Spring MVC's Jaxb2RootElementHttpMessageConverter also processed user provided XML and neither disabled XML external entities nor provided an option to disable them. Jaxb2RootElementHttpMessageConverter has been modified to provide an option to control the processing of XML external entities and that processing is now disabled by default.
The JavaScriptUtils.javaScriptEscape() method did not escape all characters that are sensitive within either a JS single quoted string, JS double quoted string, or HTML script data context. In most cases this will result in an unexploitable parse error but in some cases it could result in an XSS vulnerability.
Spring MVC's SourceHttpMessageConverter also processed user provided XML and neither disabled XML external entities nor provided an option to disable them.
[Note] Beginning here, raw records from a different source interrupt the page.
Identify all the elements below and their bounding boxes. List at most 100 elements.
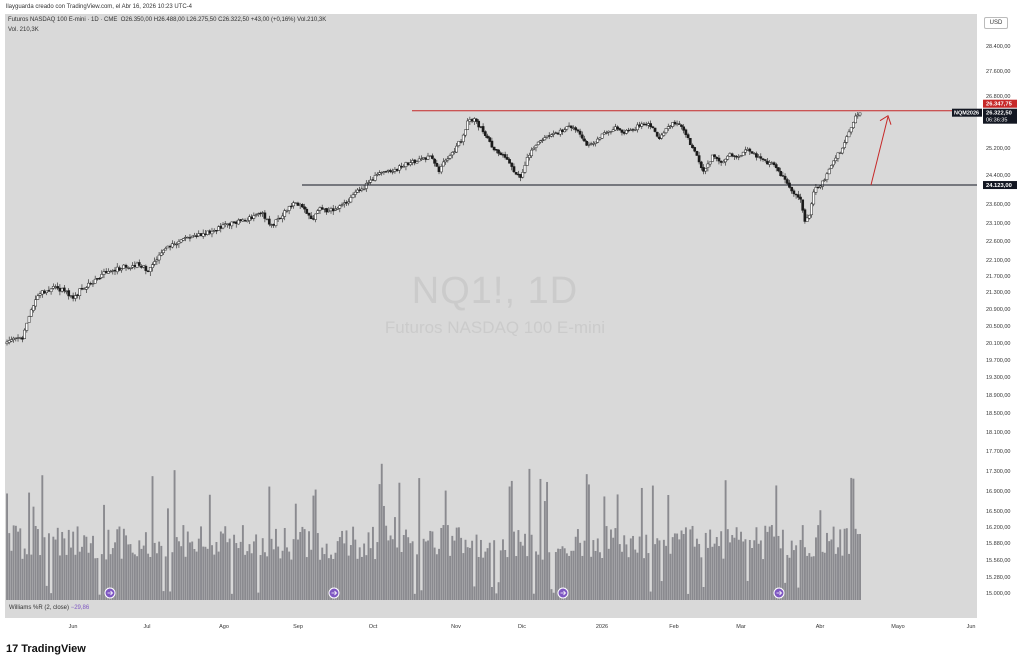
candle — [552, 132, 555, 135]
candle — [331, 208, 335, 212]
candle — [256, 213, 260, 215]
volume-bar — [691, 525, 694, 600]
volume-bar — [385, 525, 388, 600]
candle — [400, 166, 403, 168]
volume-bar — [422, 538, 425, 600]
watermark-name: Futuros NASDAQ 100 E-mini — [384, 318, 606, 337]
volume-bar — [228, 538, 231, 600]
indicator-legend[interactable]: Williams %R (2, close) −29,86 — [9, 605, 89, 611]
tradingview-brand: TradingView — [21, 643, 86, 655]
volume-bar — [468, 547, 471, 600]
candle — [345, 202, 348, 204]
candle — [675, 123, 679, 125]
candle — [576, 129, 580, 132]
candle — [671, 122, 674, 127]
date-axis-panel[interactable] — [5, 618, 977, 634]
candle — [175, 243, 179, 246]
volume-bar — [297, 539, 299, 600]
candle — [483, 131, 487, 136]
volume-bar — [224, 526, 227, 600]
candle — [501, 154, 505, 156]
volume-bar — [114, 542, 116, 600]
volume-bar — [552, 592, 555, 600]
volume-bar — [781, 529, 784, 600]
bar-countdown-label: 06:36:35 — [986, 118, 1007, 124]
event-marker-arrow — [776, 590, 783, 596]
volume-bar — [625, 544, 628, 600]
candle — [23, 329, 26, 339]
volume-bar — [14, 525, 17, 600]
volume-bar — [451, 535, 454, 600]
currency-button[interactable]: USD — [984, 17, 1008, 29]
price-tick-label: 20.500,00 — [986, 324, 1010, 330]
candle — [801, 199, 805, 211]
volume-bar — [748, 539, 751, 600]
candle — [706, 163, 710, 168]
volume-bar — [429, 530, 432, 600]
candle — [494, 149, 498, 151]
volume-bar — [387, 540, 390, 600]
candle — [534, 144, 538, 149]
candle — [620, 129, 624, 133]
volume-bar — [17, 531, 20, 600]
volume-bar — [753, 540, 756, 600]
candle — [563, 129, 566, 133]
volume-bar — [636, 552, 639, 600]
candle — [431, 155, 434, 159]
indicator-name[interactable]: Williams %R (2, close) — [9, 605, 70, 611]
tradingview-footer: 17 TradingView — [6, 640, 86, 658]
candle — [25, 322, 29, 331]
candle — [746, 149, 749, 151]
volume-bar — [815, 537, 817, 600]
candle — [417, 158, 421, 162]
volume-bar — [462, 553, 465, 600]
volume-bar — [746, 580, 749, 600]
candle — [422, 157, 425, 160]
volume-bar — [85, 536, 88, 600]
symbol-title[interactable]: Futuros NASDAQ 100 E-mini · 1D · CME — [8, 17, 118, 23]
symbol-info[interactable]: Futuros NASDAQ 100 E-mini · 1D · CME O26… — [8, 17, 326, 23]
volume-bar — [89, 543, 92, 600]
candle — [226, 223, 229, 225]
candle — [660, 134, 663, 139]
volume-bar — [539, 478, 542, 600]
candle — [455, 145, 458, 153]
candle — [631, 129, 635, 131]
candle — [589, 143, 593, 145]
volume-bar — [735, 527, 738, 600]
candle — [468, 119, 472, 122]
volume-bar — [83, 535, 86, 600]
volume-bar — [859, 533, 861, 600]
candle — [521, 172, 525, 178]
candle — [56, 286, 60, 289]
candle — [644, 123, 648, 126]
volume-bar — [222, 533, 225, 600]
candle — [726, 155, 730, 160]
volume-bar — [310, 549, 313, 600]
volume-bar — [65, 554, 68, 600]
candle — [82, 288, 86, 290]
candle — [772, 162, 776, 165]
volume-bar — [206, 548, 209, 600]
candle — [135, 262, 139, 268]
chart-pane[interactable] — [5, 14, 977, 601]
volume-bar — [828, 541, 831, 600]
volume-bar — [171, 552, 174, 600]
candle — [752, 152, 756, 155]
candle — [285, 210, 289, 212]
price-tick-label: 28.400,00 — [986, 44, 1010, 50]
volume-bar — [852, 478, 855, 600]
volume-bar — [186, 531, 189, 600]
volume-bar — [634, 549, 637, 600]
candle — [210, 231, 214, 235]
volume-bar — [25, 554, 28, 600]
volume-legend[interactable]: Vol. 210,3K — [8, 27, 39, 33]
price-tick-label: 15.880,00 — [986, 541, 1010, 547]
candle — [298, 204, 302, 206]
candle — [691, 144, 694, 149]
indicator-pane[interactable] — [5, 601, 977, 618]
candle — [528, 155, 531, 158]
candle — [137, 262, 141, 266]
projection-arrow — [870, 116, 889, 186]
SourceHttpMessageConverter has been modified to provide an option to control the processing of XML external entities and that processing is now disabled by default. It was subsequently discovered that this fix was also incomplete (CVE-2014-0054).
It was identified that Spring MVC processed user provided XML with JAXB in combination with a StAX XMLInputFactory without disabling external entity resolution. External entity resolution has been disabled in this case. It was subsequently discovered that this fix was incomplete (CVE-2013-6429, CVE-2014-0054).
The Spring OXM wrapper did not expose any property for disabling entity resolution when using the JAXB unmarshaller. There are four possible source implementations passed to the unmarshaller: DOMSource, StAXSource, SAXSource and StreamSource.
For a DOMSource, the XML has already been parsed by user code and that code is responsible for protecting against XXE.
For a StAXSource, the XMLStreamReader has already been created by user code and that code is responsible for protecting against XXE.
For SAXSource and StreamSource instances, Spring processed external entities by default thereby creating this vulnerability.
The issue was resolved by disabling external entity processing by default and adding an option to enable it for those users that need to use this feature when processing XML from a trusted source.